ANNIVERSARY REMEMBRANCE: To commemorate the 40th anniversary of the publication of “Anne Frank: The Diary of a Young Girl,” Pocket Books will reissue the paperback edition of the book in May. Since Pocket Books first published the title in paper in 1953, more than 4.3 million copies have been printed in 96 separate printings.

To mark Holocaust Awareness month in April, Prentice-Hall Books for Young Readers will issue Inge Auerbacher’s “I Am a Star: Child of the Holocaust.” Auerbacher was a child survivor of the Terezin concentration camp in Czechoslovakia, and has written this account of her experiences for young people 10 years of age and up. In early May, Simon & Schuster will publish “Anne Frank Remembered” by Miep Gies, who helped to hide the Frank family in Amsterdam. Gies has written her story with the assistance of Santa Monican Alison Leslie Gold.

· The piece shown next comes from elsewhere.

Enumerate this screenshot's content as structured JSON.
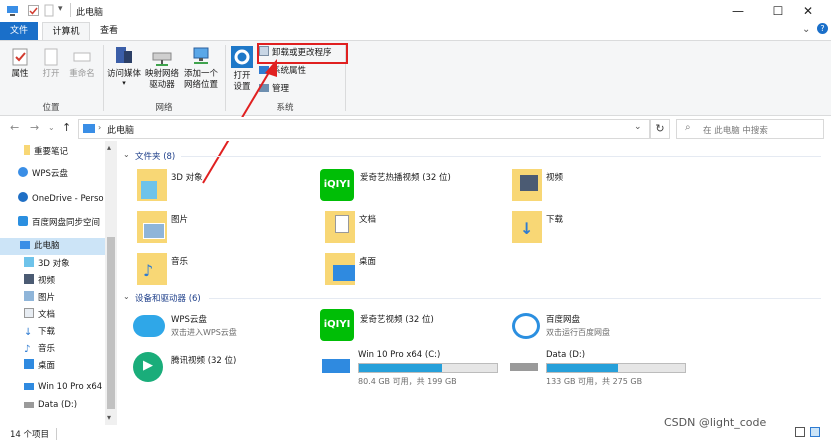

HAPPY BIRTHDAY, BARD: In honor of Shakespeare’s 423rd birthday, “Serenissima,” Erica Jong’s new “novel of Venice,” will carry an April 23 publication date. Houghton Mifflin will commemorate both events--the birthday and the book--with a party at the Central Park boathouse here, featuring “Merchant of Venice”-garbed actors and rides on an authentic Venetian gondola.